The endangered bats are currently found over most of the eastern half of the United States, but researchers found that much of Missouri, Iowa, Illinois, Kentucky, Indiana and Ohio will become inhospitable for the species' maternity colonies under most climates they modeled.
"We found that due to projected changes in temperature, the most suitable summer range for Indiana bats would decline and become concentrated in the northeastern United States and the Appalachian Mountains," ecologist Susan Loeb, of the U.S. Forest Service's Southern Research Station, said in a statement.
Previous studies have shown that animals worldwide are shifting their habitats to try to outrun climate change. But species like Indiana bats might be more vulnerable than other mammals in the face of global warming, because their reproductive cycles, hibernation patterns and migration are highly dependent on temperature, the researchers said.
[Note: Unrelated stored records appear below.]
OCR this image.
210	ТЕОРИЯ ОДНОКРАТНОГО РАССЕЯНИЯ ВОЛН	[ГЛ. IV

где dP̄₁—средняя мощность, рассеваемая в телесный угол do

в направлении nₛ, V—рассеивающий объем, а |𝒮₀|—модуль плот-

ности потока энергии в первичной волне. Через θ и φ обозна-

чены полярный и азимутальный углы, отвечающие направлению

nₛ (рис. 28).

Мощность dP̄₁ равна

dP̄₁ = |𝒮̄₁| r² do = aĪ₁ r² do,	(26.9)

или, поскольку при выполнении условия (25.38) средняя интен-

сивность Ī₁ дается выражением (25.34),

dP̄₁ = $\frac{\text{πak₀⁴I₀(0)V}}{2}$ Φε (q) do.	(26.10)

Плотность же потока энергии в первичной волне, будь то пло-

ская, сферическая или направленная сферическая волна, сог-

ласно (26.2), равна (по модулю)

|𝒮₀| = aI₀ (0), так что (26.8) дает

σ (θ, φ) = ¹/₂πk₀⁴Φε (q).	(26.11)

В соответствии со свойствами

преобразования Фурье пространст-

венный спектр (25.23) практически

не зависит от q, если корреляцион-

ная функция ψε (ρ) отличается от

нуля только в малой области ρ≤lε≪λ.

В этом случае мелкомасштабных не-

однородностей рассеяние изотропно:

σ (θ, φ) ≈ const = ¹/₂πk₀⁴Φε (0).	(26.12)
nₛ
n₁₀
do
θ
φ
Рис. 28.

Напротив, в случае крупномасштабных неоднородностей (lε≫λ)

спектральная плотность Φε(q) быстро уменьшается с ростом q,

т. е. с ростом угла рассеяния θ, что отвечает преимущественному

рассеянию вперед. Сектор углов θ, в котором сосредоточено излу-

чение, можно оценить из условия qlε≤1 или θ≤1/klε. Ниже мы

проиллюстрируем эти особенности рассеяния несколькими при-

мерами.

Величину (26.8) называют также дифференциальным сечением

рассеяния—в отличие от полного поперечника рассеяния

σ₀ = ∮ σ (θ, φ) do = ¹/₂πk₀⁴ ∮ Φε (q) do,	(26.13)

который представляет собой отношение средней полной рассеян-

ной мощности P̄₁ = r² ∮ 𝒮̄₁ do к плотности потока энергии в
"Our model suggests that once average summer (May through August) maximum temperatures reach 27.4 degrees C (81.3 degrees F), the climatic suitability of the area for Indiana bat maternity colonies declines," Loeb said. "Once they reach 29.9 degrees C (85.8 degree F), the area is forecast to become completely unsuitable. Initially, Indiana bat maternity colonies may respond to warming temperatures by choosing roosts that have more shade than the roosts that they currently use. Eventually, it is likely that they will have to find more suitable climates."
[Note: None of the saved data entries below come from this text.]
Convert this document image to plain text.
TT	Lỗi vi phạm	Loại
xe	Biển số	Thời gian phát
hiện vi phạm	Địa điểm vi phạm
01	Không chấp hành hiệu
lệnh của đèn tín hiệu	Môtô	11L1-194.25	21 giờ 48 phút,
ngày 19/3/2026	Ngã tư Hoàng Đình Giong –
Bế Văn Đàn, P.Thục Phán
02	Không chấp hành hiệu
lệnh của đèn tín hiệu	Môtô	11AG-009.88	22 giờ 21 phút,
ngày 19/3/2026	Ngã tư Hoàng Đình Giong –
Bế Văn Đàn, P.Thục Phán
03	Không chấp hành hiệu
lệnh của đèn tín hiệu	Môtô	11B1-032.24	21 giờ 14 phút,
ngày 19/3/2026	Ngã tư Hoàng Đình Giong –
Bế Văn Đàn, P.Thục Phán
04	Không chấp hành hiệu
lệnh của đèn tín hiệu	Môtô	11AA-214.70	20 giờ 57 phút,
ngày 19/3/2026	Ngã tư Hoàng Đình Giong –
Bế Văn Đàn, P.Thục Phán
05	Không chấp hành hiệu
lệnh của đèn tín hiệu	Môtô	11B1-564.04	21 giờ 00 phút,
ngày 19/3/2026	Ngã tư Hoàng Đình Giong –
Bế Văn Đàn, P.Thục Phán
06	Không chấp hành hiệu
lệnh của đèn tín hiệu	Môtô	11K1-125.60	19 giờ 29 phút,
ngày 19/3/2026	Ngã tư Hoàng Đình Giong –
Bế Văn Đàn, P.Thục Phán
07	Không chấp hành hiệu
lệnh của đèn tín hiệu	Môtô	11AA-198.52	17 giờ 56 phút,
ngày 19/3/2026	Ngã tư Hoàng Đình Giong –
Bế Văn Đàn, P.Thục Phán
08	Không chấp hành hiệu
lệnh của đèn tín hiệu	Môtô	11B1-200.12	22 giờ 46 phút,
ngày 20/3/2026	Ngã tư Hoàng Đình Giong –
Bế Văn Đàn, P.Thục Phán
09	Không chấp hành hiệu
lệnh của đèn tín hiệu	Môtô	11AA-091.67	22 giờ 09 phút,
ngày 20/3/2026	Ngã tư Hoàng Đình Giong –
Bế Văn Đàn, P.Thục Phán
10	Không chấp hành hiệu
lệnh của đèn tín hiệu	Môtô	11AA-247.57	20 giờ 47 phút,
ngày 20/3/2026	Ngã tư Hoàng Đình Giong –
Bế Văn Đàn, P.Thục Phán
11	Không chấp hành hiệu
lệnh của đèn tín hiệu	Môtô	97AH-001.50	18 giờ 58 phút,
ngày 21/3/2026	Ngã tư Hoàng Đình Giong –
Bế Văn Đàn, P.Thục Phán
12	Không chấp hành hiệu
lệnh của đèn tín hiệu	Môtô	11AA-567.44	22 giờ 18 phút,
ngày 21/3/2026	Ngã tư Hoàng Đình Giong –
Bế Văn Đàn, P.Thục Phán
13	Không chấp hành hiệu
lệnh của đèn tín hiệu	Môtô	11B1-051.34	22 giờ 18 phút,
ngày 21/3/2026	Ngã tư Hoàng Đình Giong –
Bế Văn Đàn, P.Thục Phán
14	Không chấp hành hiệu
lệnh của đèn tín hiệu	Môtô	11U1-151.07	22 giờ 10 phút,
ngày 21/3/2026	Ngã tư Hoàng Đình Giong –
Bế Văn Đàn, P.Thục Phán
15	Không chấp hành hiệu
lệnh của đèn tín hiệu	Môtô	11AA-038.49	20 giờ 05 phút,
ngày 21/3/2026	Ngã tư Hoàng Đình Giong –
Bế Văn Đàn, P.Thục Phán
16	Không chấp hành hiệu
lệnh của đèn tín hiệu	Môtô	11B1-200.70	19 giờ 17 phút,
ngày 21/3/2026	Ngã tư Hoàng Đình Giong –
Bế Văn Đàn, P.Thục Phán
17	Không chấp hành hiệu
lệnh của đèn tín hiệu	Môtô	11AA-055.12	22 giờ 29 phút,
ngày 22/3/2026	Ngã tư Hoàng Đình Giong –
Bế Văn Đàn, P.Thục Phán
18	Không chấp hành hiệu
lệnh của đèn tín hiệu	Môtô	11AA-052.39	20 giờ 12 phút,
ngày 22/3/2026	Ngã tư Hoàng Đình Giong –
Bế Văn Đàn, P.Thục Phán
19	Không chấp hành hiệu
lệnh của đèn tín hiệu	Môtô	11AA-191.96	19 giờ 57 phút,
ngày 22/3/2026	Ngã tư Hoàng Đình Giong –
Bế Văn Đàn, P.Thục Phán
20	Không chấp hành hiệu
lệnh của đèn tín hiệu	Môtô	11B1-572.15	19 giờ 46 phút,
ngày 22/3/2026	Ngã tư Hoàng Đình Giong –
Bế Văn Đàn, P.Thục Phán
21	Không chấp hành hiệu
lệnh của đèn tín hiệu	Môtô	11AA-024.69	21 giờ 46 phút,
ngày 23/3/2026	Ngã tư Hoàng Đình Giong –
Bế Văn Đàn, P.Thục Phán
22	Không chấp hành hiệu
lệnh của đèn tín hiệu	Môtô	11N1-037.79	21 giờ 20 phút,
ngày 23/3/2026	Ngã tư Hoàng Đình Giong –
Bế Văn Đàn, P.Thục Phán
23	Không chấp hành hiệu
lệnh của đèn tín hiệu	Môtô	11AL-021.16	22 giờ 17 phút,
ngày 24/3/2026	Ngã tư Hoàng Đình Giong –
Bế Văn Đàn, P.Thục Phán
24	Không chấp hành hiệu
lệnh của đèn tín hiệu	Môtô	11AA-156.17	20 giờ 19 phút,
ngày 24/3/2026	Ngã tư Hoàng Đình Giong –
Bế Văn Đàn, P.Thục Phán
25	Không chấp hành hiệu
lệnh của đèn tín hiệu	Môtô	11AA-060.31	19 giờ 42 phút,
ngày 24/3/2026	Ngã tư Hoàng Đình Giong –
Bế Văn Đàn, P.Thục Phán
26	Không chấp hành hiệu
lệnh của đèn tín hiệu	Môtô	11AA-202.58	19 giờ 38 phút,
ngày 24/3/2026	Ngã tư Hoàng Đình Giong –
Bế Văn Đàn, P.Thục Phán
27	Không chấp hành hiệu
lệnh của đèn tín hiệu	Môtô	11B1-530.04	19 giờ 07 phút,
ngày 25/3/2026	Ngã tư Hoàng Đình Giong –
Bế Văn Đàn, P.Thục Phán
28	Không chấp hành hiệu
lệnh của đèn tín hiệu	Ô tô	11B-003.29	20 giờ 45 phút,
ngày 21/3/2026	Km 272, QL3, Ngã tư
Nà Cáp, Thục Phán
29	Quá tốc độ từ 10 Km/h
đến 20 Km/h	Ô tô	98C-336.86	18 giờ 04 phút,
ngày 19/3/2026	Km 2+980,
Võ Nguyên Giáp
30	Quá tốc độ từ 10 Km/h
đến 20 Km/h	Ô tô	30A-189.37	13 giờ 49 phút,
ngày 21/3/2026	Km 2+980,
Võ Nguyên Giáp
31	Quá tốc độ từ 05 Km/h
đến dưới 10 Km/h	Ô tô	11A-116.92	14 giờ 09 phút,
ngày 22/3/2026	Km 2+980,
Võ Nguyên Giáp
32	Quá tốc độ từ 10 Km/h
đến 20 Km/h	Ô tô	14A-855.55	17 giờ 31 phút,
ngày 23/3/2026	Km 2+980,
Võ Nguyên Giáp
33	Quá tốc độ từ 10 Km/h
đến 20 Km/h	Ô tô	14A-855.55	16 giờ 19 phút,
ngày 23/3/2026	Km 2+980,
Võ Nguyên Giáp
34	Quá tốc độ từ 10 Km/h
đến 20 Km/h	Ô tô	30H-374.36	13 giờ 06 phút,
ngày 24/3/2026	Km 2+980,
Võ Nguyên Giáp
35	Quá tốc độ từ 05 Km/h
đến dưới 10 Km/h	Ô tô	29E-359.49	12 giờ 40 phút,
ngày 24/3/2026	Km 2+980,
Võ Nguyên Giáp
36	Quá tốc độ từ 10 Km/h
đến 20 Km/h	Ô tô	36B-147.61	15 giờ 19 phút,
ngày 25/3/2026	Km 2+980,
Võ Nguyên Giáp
The tiny bats, which weigh about the same as three pennies but can have a wingspan up to 11 inches (28 centimeters), were listed as endangered in the United States in 1967. After decades of decline, the bats' population picked up from 2000 to 2005, largely thanks to conservation efforts, but species' numbers plunged again with the spread of the devastating white nose syndrome. Nicknamed for the powderlike fungal growth that appeared on the hibernating bats' snouts, the mysterious bat-killing disease was first documented in New York in 2006 and has since spread to caves across the Northeast. In 2011, the number of Indiana bats reported hibernating in the northeastern United States was down by 72 percent.
According to the new study, maternity colonies in the western portion of the bats' range likely will begin to decline, and possibly vanish, in the next 10 to 20?years, and by 2060, much of the region will be wholly unsuitable for roosting. The grim forecast has important implications for wildlife managers in the Northeast and the Appalachian Mountains, Loeb said, since these areas will likely become refuges for the bats when regions in the Midwest get too warm.
"Management actions that foster high reproductive success and survival will be critical for the conservation and recovery of the species," she said.
The findings were detailed online in January in the journal Ecology and Evolution.